I think starting with prefix validation (as PEP 752 does) is a bad idea. I see potential value in the general notion of supporting namespace prefix grants on PyPI (especially given an explicit syntax for requesting only official packages within a namespace prefix), but without a way for users to indicate to PyPI clients which namespace owners they consider trustworthy, its potential value seems limited.
I really like the idea of using third party domain attestation as the root trust mechanism for publisher verification (specifically, defining a .well-known URL as @woodruffw suggested that clients can use to validate a claim like azure-cli from pyprojects.microsoft.com against the specified domain, rather than having to trust anything published by the repository server itself). Such a mechanism may also help solve the distribution problem for PEP 480 TUF signing keys.
there’s a valid concern that clients spidering out to check attestations against multiple domains could bring back the bad old days of find-links external repository metadata causing installation reliability problems before PEP 470 removed that feature. Implementation PEPs would need to address that concern (e.g. by having most packages continue to default to using PyPI as their sole publishing authority, and by leveraging PEP 740 to have PyPI host checkable metadata for cases where the third party attestation servers are unavailable). Having artifact level hashes pre-empt the need to check project level attestations is also aimed at avoiding this problem (since lock file users would only potentially face issues at lock file resolution time, not when installing from a lock that contains artifact hashes)

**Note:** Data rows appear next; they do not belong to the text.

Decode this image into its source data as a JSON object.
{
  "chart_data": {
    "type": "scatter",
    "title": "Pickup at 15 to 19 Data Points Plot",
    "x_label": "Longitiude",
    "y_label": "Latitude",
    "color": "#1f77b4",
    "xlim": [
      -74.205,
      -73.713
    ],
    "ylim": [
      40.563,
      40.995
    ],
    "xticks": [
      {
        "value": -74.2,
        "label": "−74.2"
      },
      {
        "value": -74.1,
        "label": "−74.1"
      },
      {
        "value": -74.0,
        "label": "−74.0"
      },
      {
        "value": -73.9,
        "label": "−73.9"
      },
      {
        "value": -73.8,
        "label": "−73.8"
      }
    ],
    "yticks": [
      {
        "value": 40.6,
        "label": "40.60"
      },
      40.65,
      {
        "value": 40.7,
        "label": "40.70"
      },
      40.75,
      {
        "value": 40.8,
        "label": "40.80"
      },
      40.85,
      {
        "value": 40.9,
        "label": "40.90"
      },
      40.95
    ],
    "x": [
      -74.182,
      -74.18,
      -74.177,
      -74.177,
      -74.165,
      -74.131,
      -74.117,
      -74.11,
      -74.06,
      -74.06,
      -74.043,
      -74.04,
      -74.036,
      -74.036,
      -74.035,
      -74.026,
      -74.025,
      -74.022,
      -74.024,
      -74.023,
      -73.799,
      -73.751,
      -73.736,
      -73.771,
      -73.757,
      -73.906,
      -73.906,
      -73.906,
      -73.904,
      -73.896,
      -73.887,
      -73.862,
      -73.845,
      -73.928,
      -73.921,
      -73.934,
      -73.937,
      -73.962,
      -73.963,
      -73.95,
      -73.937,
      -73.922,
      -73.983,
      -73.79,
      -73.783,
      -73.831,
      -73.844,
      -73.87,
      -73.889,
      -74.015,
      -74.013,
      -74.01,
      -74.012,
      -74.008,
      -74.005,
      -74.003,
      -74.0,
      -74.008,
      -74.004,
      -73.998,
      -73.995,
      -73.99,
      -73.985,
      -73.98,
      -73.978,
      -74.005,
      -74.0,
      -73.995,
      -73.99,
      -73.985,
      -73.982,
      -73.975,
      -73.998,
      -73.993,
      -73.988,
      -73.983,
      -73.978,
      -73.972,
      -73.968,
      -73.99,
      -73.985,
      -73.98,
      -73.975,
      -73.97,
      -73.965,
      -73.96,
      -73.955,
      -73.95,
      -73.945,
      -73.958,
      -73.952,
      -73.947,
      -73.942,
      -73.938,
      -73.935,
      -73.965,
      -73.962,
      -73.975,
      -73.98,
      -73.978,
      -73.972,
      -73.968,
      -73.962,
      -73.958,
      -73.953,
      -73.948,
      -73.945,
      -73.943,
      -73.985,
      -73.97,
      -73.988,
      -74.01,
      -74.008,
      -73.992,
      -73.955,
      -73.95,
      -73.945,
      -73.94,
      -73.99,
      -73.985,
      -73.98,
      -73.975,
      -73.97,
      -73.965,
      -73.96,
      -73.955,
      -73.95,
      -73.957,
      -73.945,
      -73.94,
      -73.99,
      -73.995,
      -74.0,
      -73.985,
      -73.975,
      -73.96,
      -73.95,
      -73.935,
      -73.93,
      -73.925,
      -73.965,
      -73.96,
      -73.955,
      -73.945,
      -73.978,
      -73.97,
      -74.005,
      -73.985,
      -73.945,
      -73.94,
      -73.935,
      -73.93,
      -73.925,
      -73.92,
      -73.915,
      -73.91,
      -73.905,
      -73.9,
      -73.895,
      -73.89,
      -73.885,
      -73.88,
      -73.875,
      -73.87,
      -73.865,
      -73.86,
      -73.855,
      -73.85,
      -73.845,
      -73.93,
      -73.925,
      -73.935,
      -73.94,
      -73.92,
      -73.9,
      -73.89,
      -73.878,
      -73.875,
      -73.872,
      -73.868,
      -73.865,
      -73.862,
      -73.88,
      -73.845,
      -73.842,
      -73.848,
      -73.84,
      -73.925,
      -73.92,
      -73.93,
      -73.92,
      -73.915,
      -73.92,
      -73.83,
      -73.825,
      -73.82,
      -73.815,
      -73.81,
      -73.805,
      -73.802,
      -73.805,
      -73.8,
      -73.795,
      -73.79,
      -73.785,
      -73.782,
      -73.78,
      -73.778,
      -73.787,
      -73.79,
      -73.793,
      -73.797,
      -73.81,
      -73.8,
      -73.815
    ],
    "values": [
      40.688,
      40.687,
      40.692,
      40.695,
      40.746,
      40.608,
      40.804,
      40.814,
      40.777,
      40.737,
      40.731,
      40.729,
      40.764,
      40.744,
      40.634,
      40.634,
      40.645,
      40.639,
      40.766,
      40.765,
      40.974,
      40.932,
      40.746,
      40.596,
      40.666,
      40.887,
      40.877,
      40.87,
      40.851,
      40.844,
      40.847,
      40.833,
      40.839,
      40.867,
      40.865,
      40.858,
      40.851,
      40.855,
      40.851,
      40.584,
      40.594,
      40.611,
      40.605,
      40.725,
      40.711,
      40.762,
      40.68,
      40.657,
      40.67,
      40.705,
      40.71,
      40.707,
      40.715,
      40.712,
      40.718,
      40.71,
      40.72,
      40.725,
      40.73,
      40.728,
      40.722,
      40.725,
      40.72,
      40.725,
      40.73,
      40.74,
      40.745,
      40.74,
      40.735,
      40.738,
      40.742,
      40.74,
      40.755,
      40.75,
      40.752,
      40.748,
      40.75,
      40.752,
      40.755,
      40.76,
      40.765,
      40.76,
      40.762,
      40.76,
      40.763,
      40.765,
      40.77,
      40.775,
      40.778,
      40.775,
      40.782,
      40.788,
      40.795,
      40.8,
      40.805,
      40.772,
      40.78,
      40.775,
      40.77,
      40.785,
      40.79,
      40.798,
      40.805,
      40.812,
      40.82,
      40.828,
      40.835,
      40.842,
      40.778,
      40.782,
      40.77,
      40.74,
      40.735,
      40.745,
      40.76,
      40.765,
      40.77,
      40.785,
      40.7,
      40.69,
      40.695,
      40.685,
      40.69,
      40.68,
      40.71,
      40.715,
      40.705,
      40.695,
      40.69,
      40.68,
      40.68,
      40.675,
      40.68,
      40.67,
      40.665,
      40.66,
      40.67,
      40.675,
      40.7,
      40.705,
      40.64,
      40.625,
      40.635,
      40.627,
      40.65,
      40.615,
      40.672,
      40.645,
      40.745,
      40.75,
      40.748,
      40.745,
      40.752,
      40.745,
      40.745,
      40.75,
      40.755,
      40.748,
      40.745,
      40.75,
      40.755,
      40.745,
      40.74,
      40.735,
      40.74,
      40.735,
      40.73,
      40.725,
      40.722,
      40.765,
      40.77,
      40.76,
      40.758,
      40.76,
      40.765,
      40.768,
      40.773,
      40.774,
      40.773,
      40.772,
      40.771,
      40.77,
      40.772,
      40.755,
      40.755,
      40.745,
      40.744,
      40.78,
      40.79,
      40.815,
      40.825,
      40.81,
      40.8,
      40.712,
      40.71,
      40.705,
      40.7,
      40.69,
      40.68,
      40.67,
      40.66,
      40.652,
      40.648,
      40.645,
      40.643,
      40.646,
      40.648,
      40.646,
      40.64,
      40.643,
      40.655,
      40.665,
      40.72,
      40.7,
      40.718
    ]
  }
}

I like the general idea of “trust on first use” as the basis for adding new trusted publishers to a personal development environment, but I think any practical UX for that feature is going to need a way to provide a base set of trust rules, defined either by a specific organisation (for institutional use), or by the PSF (for new users in general). The differences between TLS usability (wide-spread) vs SSH usability (niche, only for highly technical users) is a major influence on my thinking here.
the procedural efforts needed for the PSF to be able to administer the restricted namespace grants proposed in PEP 752 feel like they could be better invested in a more general “verified publisher” program that goes beyond the basic metadata validation that PyPI is already doing. Such a program could also potentially have multiple tiers, such as “verified” (the PSF is aware of the publisher’s legal identity, is satisfied it is a genuine identification, and that the user won’t intentionally publish malware), and “high assurance” (the PSF is confident the publishing access for that account is appropriately controlled with a low risk of malicious compromise).